Han F, Jiang H, Qu W, Rui Y-J
Soochow University, Suzhou, China.
Eur Rev Med Pharmacol Sci. 2020 Jun;24(12):6505-6516. doi: 10.26355/eurrev_202006_21634.
The purpose of this study was to explore the effects of Kruppel like factors 11 (KLF11) on oxidative stress, apoptosis, and endoplasmic reticulum stress (ERS) in osteoarthritis (OA) and its mechanism.
Human articular cartilage tissue was used to study the correlation between KLF11 and OA. Furthermore, human chondrocytes were used to explore the effects of KLF11 on oxidative stress, apoptosis, and ERS in chondrocytes by overexpressing KLF11 and using the OA inducer IL-1β. The p38MAPK signaling pathway agonist P79350 was used to study the effect of KLF11 on the p38 MAPK signaling pathway.

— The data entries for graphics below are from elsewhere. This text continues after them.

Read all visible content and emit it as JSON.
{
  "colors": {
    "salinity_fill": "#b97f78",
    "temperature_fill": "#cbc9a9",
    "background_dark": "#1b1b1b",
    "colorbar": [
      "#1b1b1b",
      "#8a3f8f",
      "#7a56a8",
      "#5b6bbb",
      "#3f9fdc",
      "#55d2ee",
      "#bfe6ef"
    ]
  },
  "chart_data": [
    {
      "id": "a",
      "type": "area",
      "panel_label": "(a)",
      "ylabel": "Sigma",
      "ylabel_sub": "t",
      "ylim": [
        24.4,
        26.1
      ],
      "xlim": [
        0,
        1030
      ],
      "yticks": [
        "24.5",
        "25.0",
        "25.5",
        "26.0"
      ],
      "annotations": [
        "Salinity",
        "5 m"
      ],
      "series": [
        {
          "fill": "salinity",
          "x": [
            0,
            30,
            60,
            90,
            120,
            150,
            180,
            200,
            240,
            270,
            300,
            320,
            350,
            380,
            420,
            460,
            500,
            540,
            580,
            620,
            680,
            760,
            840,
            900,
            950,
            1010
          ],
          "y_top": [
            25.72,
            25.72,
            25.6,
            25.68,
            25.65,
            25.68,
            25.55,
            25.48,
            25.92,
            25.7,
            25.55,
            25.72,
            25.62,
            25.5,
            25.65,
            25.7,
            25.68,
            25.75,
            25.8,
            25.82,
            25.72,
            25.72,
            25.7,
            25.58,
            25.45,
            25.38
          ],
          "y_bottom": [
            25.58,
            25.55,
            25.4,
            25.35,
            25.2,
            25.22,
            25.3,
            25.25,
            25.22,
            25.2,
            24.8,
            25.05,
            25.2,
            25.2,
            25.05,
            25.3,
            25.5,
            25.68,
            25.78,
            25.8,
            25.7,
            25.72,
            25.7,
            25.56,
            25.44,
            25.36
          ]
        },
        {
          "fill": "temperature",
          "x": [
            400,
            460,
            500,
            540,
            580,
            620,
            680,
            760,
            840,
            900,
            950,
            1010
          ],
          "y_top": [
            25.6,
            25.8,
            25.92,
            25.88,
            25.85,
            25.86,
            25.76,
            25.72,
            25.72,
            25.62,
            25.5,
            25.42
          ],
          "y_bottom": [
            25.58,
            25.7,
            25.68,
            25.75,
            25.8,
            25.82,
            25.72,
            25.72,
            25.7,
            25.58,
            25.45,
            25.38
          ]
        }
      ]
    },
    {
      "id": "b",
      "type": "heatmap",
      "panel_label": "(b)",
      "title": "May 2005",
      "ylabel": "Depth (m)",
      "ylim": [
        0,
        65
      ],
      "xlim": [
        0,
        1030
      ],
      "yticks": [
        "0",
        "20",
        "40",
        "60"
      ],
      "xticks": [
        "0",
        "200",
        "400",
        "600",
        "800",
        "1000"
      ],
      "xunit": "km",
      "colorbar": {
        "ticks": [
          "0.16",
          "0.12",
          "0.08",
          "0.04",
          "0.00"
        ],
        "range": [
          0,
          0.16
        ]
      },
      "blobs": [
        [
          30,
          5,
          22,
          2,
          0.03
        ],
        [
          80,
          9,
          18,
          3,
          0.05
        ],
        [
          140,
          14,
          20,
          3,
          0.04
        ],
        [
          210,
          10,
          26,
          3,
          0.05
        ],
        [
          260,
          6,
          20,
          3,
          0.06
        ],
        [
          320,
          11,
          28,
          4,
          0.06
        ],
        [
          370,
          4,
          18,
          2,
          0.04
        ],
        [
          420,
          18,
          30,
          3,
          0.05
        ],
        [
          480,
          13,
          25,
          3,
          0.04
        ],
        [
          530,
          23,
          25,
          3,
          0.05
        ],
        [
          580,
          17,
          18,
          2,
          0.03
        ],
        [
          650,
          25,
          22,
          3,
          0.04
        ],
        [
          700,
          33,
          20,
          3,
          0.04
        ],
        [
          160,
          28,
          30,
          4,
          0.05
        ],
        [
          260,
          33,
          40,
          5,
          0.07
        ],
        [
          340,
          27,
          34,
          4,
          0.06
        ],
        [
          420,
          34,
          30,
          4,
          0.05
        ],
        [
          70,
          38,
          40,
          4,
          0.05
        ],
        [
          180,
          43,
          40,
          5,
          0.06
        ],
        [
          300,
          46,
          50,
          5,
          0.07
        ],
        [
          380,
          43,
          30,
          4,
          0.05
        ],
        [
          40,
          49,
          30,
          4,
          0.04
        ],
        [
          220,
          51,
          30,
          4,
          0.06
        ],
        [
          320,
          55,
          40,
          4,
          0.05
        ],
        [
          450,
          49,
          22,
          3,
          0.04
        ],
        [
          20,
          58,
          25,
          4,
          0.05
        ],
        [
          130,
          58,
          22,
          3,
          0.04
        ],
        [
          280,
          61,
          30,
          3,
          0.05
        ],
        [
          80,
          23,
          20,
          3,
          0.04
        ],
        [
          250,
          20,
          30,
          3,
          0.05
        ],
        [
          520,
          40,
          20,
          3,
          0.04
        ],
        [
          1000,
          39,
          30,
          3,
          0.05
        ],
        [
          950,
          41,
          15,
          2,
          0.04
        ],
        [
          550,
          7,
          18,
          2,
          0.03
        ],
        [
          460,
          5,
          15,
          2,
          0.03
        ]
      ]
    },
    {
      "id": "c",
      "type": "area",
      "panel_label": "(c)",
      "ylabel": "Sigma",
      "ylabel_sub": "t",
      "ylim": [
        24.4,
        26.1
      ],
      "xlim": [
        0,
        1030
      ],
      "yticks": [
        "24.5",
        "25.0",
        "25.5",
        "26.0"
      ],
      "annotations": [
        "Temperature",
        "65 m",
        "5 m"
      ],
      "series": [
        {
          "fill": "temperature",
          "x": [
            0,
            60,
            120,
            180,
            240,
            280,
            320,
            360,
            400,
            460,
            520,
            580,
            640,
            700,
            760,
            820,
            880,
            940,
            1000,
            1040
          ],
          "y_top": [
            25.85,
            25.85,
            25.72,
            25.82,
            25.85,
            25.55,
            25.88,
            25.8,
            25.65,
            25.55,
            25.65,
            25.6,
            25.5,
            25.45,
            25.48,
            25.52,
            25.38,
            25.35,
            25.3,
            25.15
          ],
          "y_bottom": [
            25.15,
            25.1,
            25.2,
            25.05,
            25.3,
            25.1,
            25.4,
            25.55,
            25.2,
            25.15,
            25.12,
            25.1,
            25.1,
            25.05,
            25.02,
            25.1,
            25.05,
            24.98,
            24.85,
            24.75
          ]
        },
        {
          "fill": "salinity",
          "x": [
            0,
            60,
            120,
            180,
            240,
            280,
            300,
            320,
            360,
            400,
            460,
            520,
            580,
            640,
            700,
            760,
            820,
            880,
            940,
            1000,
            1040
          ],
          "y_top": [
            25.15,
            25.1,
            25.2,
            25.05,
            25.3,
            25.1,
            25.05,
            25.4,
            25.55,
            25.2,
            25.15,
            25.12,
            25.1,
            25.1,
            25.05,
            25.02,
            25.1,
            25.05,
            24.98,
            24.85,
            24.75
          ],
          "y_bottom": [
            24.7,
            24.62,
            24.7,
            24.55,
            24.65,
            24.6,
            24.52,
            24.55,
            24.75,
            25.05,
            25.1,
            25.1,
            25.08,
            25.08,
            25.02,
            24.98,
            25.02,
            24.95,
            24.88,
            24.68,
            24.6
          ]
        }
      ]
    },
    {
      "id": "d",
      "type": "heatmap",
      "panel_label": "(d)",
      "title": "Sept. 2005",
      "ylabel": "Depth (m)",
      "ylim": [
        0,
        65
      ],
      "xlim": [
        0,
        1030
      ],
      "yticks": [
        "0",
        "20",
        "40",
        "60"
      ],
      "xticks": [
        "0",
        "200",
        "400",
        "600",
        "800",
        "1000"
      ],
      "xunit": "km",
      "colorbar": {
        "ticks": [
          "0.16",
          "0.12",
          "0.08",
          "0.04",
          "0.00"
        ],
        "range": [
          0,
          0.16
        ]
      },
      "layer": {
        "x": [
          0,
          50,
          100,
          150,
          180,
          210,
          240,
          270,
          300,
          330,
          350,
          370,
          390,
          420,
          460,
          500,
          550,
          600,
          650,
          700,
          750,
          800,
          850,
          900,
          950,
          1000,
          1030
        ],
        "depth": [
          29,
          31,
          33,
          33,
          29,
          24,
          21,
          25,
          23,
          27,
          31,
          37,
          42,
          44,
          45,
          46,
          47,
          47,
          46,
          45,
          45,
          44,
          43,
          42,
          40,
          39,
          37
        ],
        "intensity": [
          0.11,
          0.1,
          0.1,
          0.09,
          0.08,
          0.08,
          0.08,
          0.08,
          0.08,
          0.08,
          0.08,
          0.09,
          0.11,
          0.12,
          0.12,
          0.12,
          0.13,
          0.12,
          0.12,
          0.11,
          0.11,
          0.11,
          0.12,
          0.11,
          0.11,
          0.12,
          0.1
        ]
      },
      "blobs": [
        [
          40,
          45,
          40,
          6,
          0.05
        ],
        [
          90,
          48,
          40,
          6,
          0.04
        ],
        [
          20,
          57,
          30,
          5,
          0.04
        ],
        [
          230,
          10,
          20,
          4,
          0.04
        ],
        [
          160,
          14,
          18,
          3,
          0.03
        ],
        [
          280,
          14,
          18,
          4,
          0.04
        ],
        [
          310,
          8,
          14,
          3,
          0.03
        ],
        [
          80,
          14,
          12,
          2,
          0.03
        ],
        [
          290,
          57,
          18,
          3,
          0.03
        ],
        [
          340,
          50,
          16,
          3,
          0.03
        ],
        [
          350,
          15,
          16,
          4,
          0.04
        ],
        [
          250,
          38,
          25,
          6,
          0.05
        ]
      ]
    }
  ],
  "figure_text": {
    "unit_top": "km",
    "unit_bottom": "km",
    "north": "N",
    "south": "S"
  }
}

Articular cartilage tissue in OA patients and IL-1β-induced chondrocytes expressed higher KLF11. Overexpression of KLF11 significantly reduced oxidative stress levels, apoptosis levels, and activity of ERS-related pathways in chondrocytes. Moreover, P79350 attenuated the protective effect of KLF11 on chondrocytes by activating the p38MAPK signaling pathway.
KLF11 protects against OA by inhibiting oxidative stress, apoptosis, and ERS in chondrocytes by inhibiting p38MAPK signaling pathway.
本研究旨在探讨Kruppel样因子11(KLF11)对骨关节炎(OA)氧化应激、细胞凋亡和内质网应激(ERS)的影响及其机制。
用人关节软骨组织研究KLF11与OA的相关性。此外,通过过表达KLF11并使用OA诱导剂白细胞介素-1β(IL-1β),用人软骨细胞探讨KLF11对软骨细胞氧化应激、细胞凋亡和ERS的影响。使用p38丝裂原活化蛋白激酶(p38MAPK)信号通路激动剂P79350研究KLF11对p38 MAPK信号通路的影响。
OA患者的关节软骨组织和IL-1β诱导的软骨细胞中KLF11表达较高。KLF11的过表达显著降低了软骨细胞的氧化应激水平、细胞凋亡水平和ERS相关通路的活性。此外,P79350通过激活p38MAPK信号通路减弱了KLF11对软骨细胞的保护作用。
KLF11通过抑制p38MAPK信号通路,抑制软骨细胞的氧化应激、细胞凋亡和ERS,从而对OA起到保护作用。